J’ai attaqué avec Petites chroniques du dimanche (5), qui rassemble les chroniques radio sous forme d’entretiens de Michel Serres et Michel Polacco. Des chroniques anecdotiques et brillantes sur des concepts ou des nouvelles sur lesquelles on prend trop peu souvent le temps de s’ arrêter et de réfléchir vraiment. La douleur, les religions mais aussi Tintin et Asterix sont passés au crible de l’esprit aiguisé du philosophe scientifique et littéraire (s’interroger sur une notion, c’est aussi s’interroger sur les mots qui la définissent). Là, en quelques mots simples mais bien choisis, beaucoup de choses semblent subitement plus limpides. Pas forcément plus logiques, mais démystifiées, prêtes à être analysées plus avant. A lire pour briller d’arguments de choix en société, mais surtout en se promettant d’essayer de voir plus souvent plus loin que le bout de son nez!

roman grégoire delacourt

J’ai enchainé avec deux romans de Gregoire Delacourt, L’écrivain de la famille* et La liste des mes envies, littéralement adoré le premier et quasi péri d’ennui à la lecture du second. Il m’a semblé dur à croire qu’un écrivain capable d’une telle force en si peu de mots, d’un tel impact dans le choix des termes et d’une telle pudeur dans l’exercice de se raconter ait pu s’embourber ainsi dans cette historiette vaguement niaise de femme trahie après avoir gagné au loto… On dit que pour écrire bien, il faut souvent écrire sur ce qu’on connait le lieux; sans doute l’inspiration autobiographique sied-elle mieux à certains auteurs qu’un pitch rocambolesque guère crédible… (il me semble cependant que ce livre a rencontré un grand succès, peut-être est-ce moi qui n’ai pas su m’identifier assez à l’héroine-victime, ni à m’émouvoir d’un happy end un peu facile à mon goût…)

roman grégoire delacourt

*du coup, je parle trop peu du premier! Lisez-le, c’est un petit bijou de dureté et de tendresse contenus, ça raconte une famille en 20 mots mieux qu’une saga en 3 tomes, c’est gai, triste et jamais convenu, et c’est probablement l’un des meilleurs livres de cet instant culturel de rentrée!

truite à la slave

Je cherchais quelque chose de plus léger, et je me suis souvenu d’un auteur à la verve comico-barjot: j’ai dégotté Truite à la slave d’Andrei Kourkov, un très court récit à lire en une soirée. On y parle de bouffe, c’est mystérieux et un peu loufoque alors que le sujet est grave, on y retrouve malgré la briéveté l’absurdité propre aux romans de Kourkov (qui a écrit son 1er roman quand il était gardien de prison, sans doute par souci d’évasion), et l’on cherche dans le menu la réponse à nos interrogations… pas un chef d’oeuvre, mais un récit piquant qui a bien répondu à mon cahier des charges des vacances!

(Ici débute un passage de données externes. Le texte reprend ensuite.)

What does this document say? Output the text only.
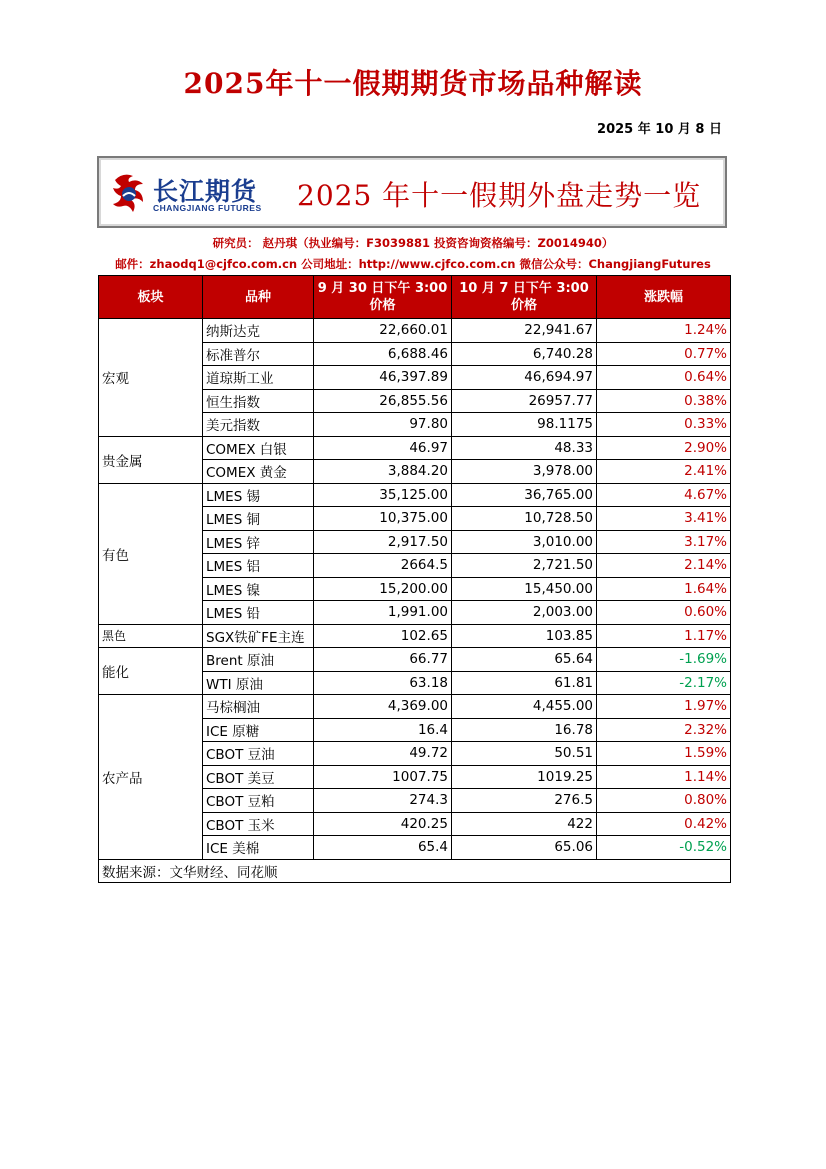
2025年十一假期期货市场品种解读
2025 年 10 月 8 日
长江期货
CHANGJIANG FUTURES 2025 年十一假期外盘走势一览
研究员： 赵丹琪（执业编号：F3039881 投资咨询资格编号：Z0014940）
邮件：zhaodq1@cjfco.com.cn 公司地址：http://www.cjfco.com.cn 微信公众号：ChangjiangFutures
板块	品种	9 月 30 日下午 3:00 价格	10 月 7 日下午 3:00 价格	涨跌幅
宏观	纳斯达克	22,660.01	22,941.67	1.24%
	标准普尔	6,688.46	6,740.28	0.77%
	道琼斯工业	46,397.89	46,694.97	0.64%
	恒生指数	26,855.56	26957.77	0.38%
	美元指数	97.80	98.1175	0.33%
贵金属	COMEX 白银	46.97	48.33	2.90%
	COMEX 黄金	3,884.20	3,978.00	2.41%
有色	LMES 锡	35,125.00	36,765.00	4.67%
	LMES 铜	10,375.00	10,728.50	3.41%
	LMES 锌	2,917.50	3,010.00	3.17%
	LMES 铝	2664.5	2,721.50	2.14%
	LMES 镍	15,200.00	15,450.00	1.64%
	LMES 铅	1,991.00	2,003.00	0.60%
黑色	SGX铁矿FE主连	102.65	103.85	1.17%
能化	Brent 原油	66.77	65.64	-1.69%
	WTI 原油	63.18	61.81	-2.17%
农产品	马棕榈油	4,369.00	4,455.00	1.97%
	ICE 原糖	16.4	16.78	2.32%
	CBOT 豆油	49.72	50.51	1.59%
	CBOT 美豆	1007.75	1019.25	1.14%
	CBOT 豆粕	274.3	276.5	0.80%
	CBOT 玉米	420.25	422	0.42%
	ICE 美棉	65.4	65.06	-0.52%
数据来源：文华财经、同花顺				
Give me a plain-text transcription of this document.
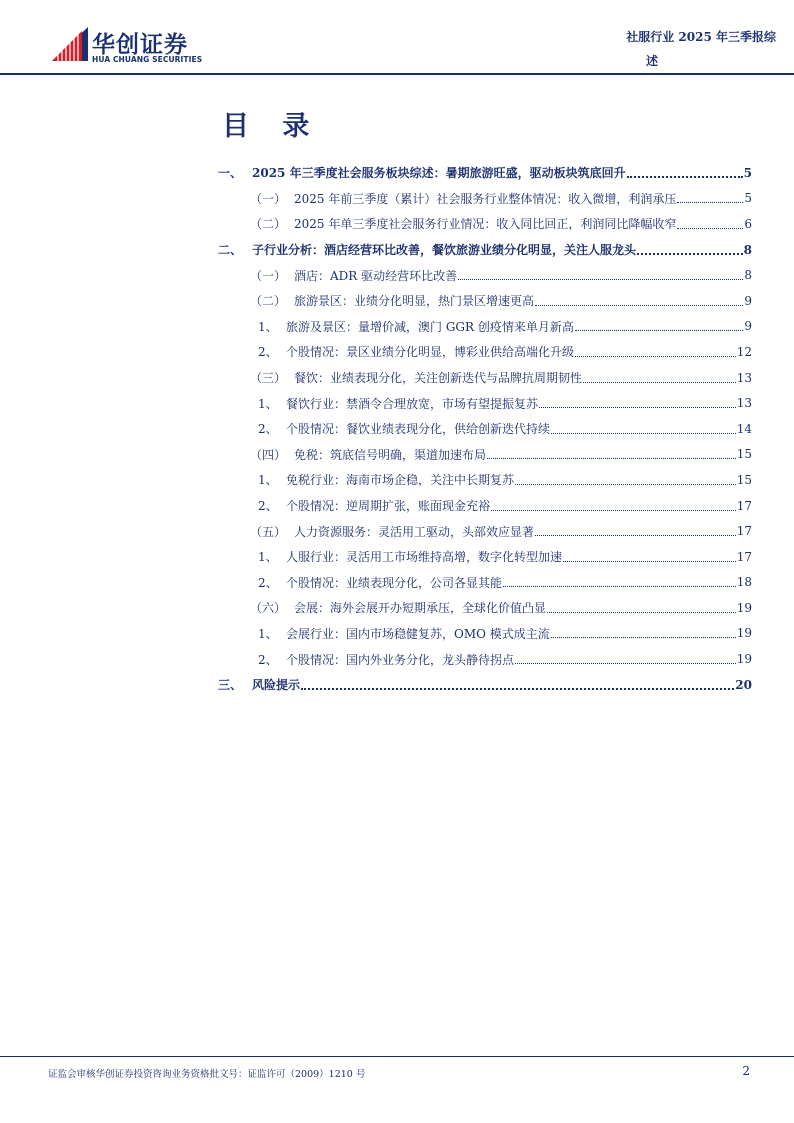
华创证券
HUA CHUANG SECURITIES
社服行业 2025 年三季报综
述
目 录
一、 2025 年三季度社会服务板块综述：暑期旅游旺盛，驱动板块筑底回升	5
（一） 2025 年前三季度（累计）社会服务行业整体情况：收入微增，利润承压	5
（二） 2025 年单三季度社会服务行业情况：收入同比回正，利润同比降幅收窄	6
二、 子行业分析：酒店经营环比改善，餐饮旅游业绩分化明显，关注人服龙头	8
（一） 酒店：ADR 驱动经营环比改善	8
（二） 旅游景区：业绩分化明显，热门景区增速更高	9
1、 旅游及景区：量增价减，澳门 GGR 创疫情来单月新高	9
2、 个股情况：景区业绩分化明显，博彩业供给高端化升级	12
（三） 餐饮：业绩表现分化，关注创新迭代与品牌抗周期韧性	13
1、 餐饮行业：禁酒令合理放宽，市场有望提振复苏	13
2、 个股情况：餐饮业绩表现分化，供给创新迭代持续	14
（四） 免税：筑底信号明确，渠道加速布局	15
1、 免税行业：海南市场企稳，关注中长期复苏	15
2、 个股情况：逆周期扩张，账面现金充裕	17
（五） 人力资源服务：灵活用工驱动，头部效应显著	17
1、 人服行业：灵活用工市场维持高增，数字化转型加速	17
2、 个股情况：业绩表现分化，公司各显其能	18
（六） 会展：海外会展开办短期承压，全球化价值凸显	19
1、 会展行业：国内市场稳健复苏，OMO 模式成主流	19
2、 个股情况：国内外业务分化，龙头静待拐点	19
三、 风险提示	20
证监会审核华创证券投资咨询业务资格批文号：证监许可（2009）1210 号	2
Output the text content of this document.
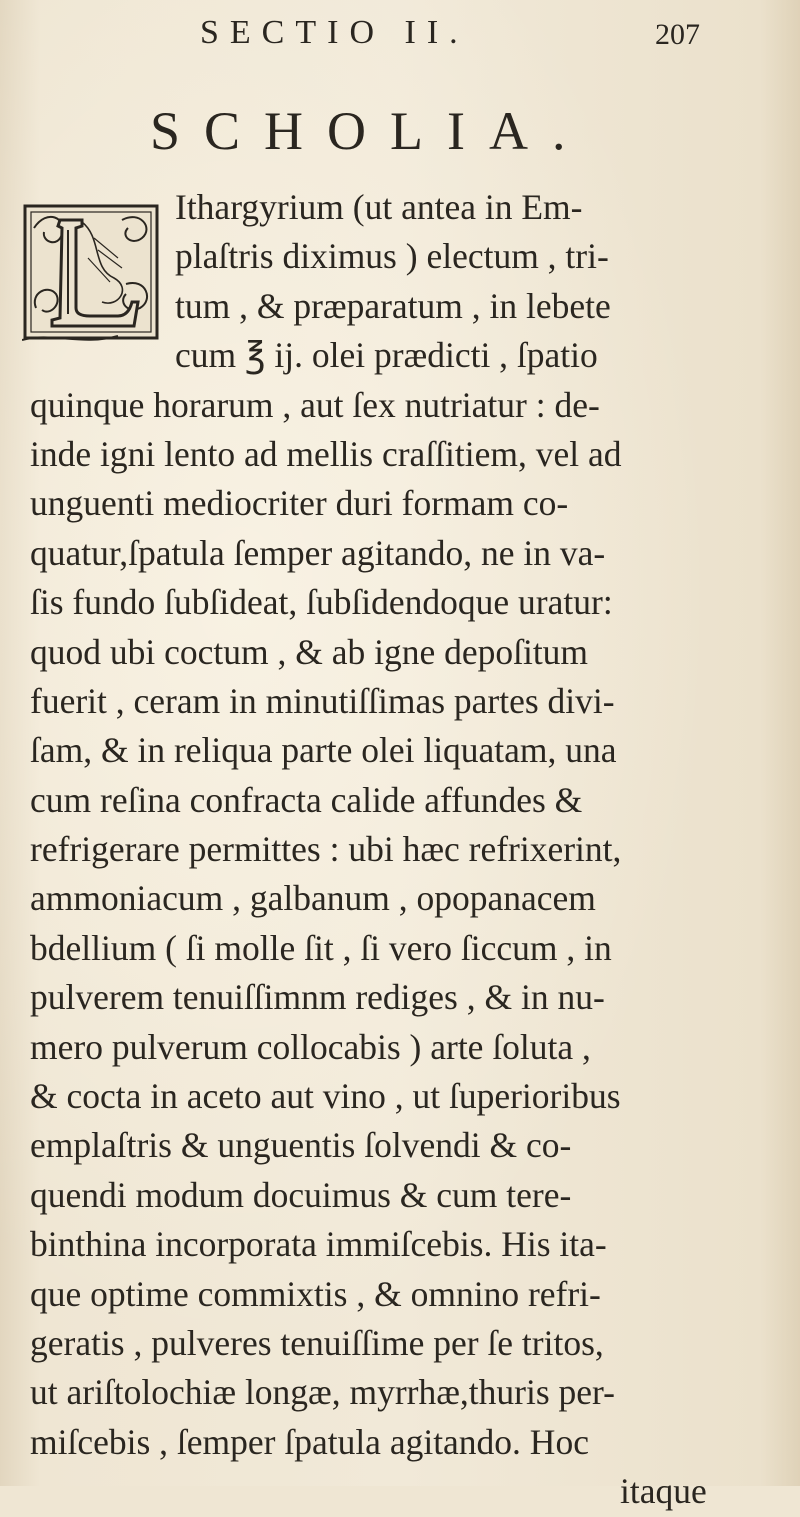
SECTIO II.	207
SCHOLIA.
Ithargyrium (ut antea in Em-
plaſtris diximus ) electum , tri-
tum , & præparatum , in lebete
cum ℥ ij. olei prædicti , ſpatio
quinque horarum , aut ſex nutriatur : de-
inde igni lento ad mellis craſſitiem, vel ad
unguenti mediocriter duri formam co-
quatur,ſpatula ſemper agitando, ne in va-
ſis fundo ſubſideat, ſubſidendoque uratur:
quod ubi coctum , & ab igne depoſitum
fuerit , ceram in minutiſſimas partes divi-
ſam, & in reliqua parte olei liquatam, una
cum reſina confracta calide affundes &
refrigerare permittes : ubi hæc refrixerint,
ammoniacum , galbanum , opopanacem
bdellium ( ſi molle ſit , ſi vero ſiccum , in
pulverem tenuiſſimnm rediges , & in nu-
mero pulverum collocabis ) arte ſoluta ,
& cocta in aceto aut vino , ut ſuperioribus
emplaſtris & unguentis ſolvendi & co-
quendi modum docuimus & cum tere-
binthina incorporata immiſcebis. His ita-
que optime commixtis , & omnino refri-
geratis , pulveres tenuiſſime per ſe tritos,
ut ariſtolochiæ longæ, myrrhæ,thuris per-
miſcebis , ſemper ſpatula agitando. Hoc
itaque
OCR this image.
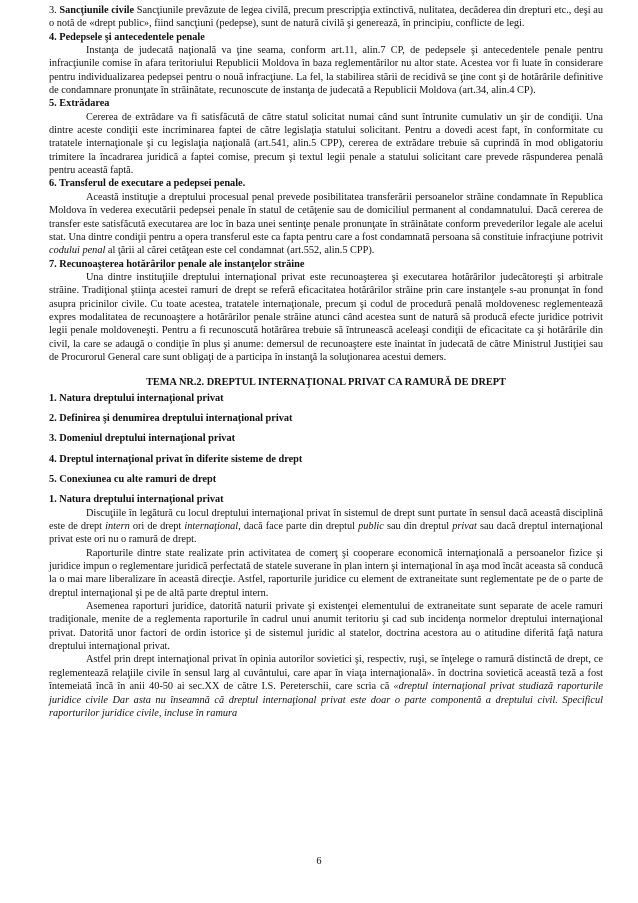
3. Sancţiunile civile Sancţiunile prevăzute de legea civilă, precum prescripţia extinctivă, nulitatea, decăderea din drepturi etc., deşi au o notă de «drept public», fiind sancţiuni (pedepse), sunt de natură civilă şi generează, în principiu, conflicte de legi.

4. Pedepsele şi antecedentele penale

Instanţa de judecată naţională va ţine seama, conform art.11, alin.7 CP, de pedepsele şi antecedentele penale pentru infracţiunile comise în afara teritoriului Republicii Moldova în baza reglementărilor nu altor state. Acestea vor fi luate în considerare pentru individualizarea pedepsei pentru o nouă infracţiune. La fel, la stabilirea stării de recidivă se ţine cont şi de hotărârile definitive de condamnare pronunţate în străinătate, recunoscute de instanţa de judecată a Republicii Moldova (art.34, alin.4 CP).

5. Extrădarea

Cererea de extrădare va fi satisfăcută de către statul solicitat numai când sunt întrunite cumulativ un şir de condiţii. Una dintre aceste condiţii este incriminarea faptei de către legislaţia statului solicitant. Pentru a dovedi acest fapt, în conformitate cu tratatele internaţionale şi cu legislaţia naţională (art.541, alin.5 CPP), cererea de extrădare trebuie să cuprindă în mod obligatoriu trimitere la încadrarea juridică a faptei comise, precum şi textul legii penale a statului solicitant care prevede răspunderea penală pentru această faptă.

6. Transferul de executare a pedepsei penale.

Această instituţie a dreptului procesual penal prevede posibilitatea transferării persoanelor străine condamnate în Republica Moldova în vederea executării pedepsei penale în statul de cetăţenie sau de domiciliul permanent al condamnatului. Dacă cererea de transfer este satisfăcută executarea are loc în baza unei sentinţe penale pronunţate în străinătate conform prevederilor legale ale acelui stat. Una dintre condiţii pentru a opera transferul este ca fapta pentru care a fost condamnată persoana să constituie infracţiune potrivit codului penal al ţării al cărei cetăţean este cel condamnat (art.552, alin.5 CPP).

7. Recunoaşterea hotărârilor penale ale instanţelor străine

Una dintre instituţiile dreptului internaţional privat este recunoaşterea şi executarea hotărârilor judecătoreşti şi arbitrale străine. Tradiţional ştiinţa acestei ramuri de drept se referă eficacitatea hotărârilor străine prin care instanţele s-au pronunţat în fond asupra pricinilor civile. Cu toate acestea, tratatele internaţionale, precum şi codul de procedură penală moldovenesc reglementează expres modalitatea de recunoaştere a hotărârilor penale străine atunci când acestea sunt de natură să producă efecte juridice potrivit legii penale moldoveneşti. Pentru a fi recunoscută hotărârea trebuie să întrunească aceleaşi condiţii de eficacitate ca şi hotărârile din civil, la care se adaugă o condiţie în plus şi anume: demersul de recunoaştere este înaintat în judecată de către Ministrul Justiţiei sau de Procurorul General care sunt obligaţi de a participa în instanţă la soluţionarea acestui demers.

TEMA NR.2. DREPTUL INTERNAŢIONAL PRIVAT CA RAMURĂ DE DREPT

1. Natura dreptului internaţional privat

2. Definirea şi denumirea dreptului internaţional privat

3. Domeniul dreptului internaţional privat

4. Dreptul internaţional privat în diferite sisteme de drept

5. Conexiunea cu alte ramuri de drept

1. Natura dreptului internaţional privat

Discuţiile în legătură cu locul dreptului internaţional privat în sistemul de drept sunt purtate în sensul dacă această disciplină este de drept intern ori de drept internaţional, dacă face parte din dreptul public sau din dreptul privat sau dacă dreptul internaţional privat este ori nu o ramură de drept.

Raporturile dintre state realizate prin activitatea de comerţ şi cooperare economică internaţională a persoanelor fizice şi juridice impun o reglementare juridică perfectată de statele suverane în plan intern şi internaţional în aşa mod încât aceasta să conducă la o mai mare liberalizare în această direcţie. Astfel, raporturile juridice cu element de extraneitate sunt reglementate pe de o parte de dreptul internaţional şi pe de altă parte dreptul intern.

Asemenea raporturi juridice, datorită naturii private şi existenţei elementului de extraneitate sunt separate de acele ramuri tradiţionale, menite de a reglementa raporturile în cadrul unui anumit teritoriu şi cad sub incidenţa normelor dreptului internaţional privat. Datorită unor factori de ordin istorice şi de sistemul juridic al statelor, doctrina acestora au o atitudine diferită faţă natura dreptului internaţional privat.

Astfel prin drept internaţional privat în opinia autorilor sovietici şi, respectiv, ruşi, se înţelege o ramură distinctă de drept, ce reglementează relaţiile civile în sensul larg al cuvântului, care apar în viaţa internaţională». în doctrina sovietică această teză a fost întemeiată încă în anii 40-50 ai sec.XX de către I.S. Pereterschii, care scria că «dreptul internaţional privat studiază raporturile juridice civile Dar asta nu înseamnă că dreptul internaţional privat este doar o parte componentă a dreptului civil. Specificul raporturilor juridice civile, incluse în ramura

6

tony hogan m'a payé un ice-cream soda avant de me piquer maman

Quand j’ai reçu Tony Hogan m’a payé un ice-cream soda avant de me piquer maman de Kerry Hudson, je me suis dis « chic! ça va être marrant ». Et pourtant rien n’est plus amer que ce récit d’une enfance brinquebalée de taudis en foyers, dans une « famille » bricolée où l’on jure, boit et s’écorche comme si de rien n’était. Un parcours violent et cruel qui, vu au travers des yeux d’une enfant, revêt tout de même des allures de paradis imaginaire, où un carton devient une maison, des frites surgelées un repas de fête et une poignée de billets l’occasion héroique bien qu’hypothétique de tout sauver. C’est remarquable, aigre-doux et ça pourrait même être un rien déprimant, n’était-ce le talent de conteuse de l’auteur à relever son héroine, rire aux lèvres, contre vents et marées.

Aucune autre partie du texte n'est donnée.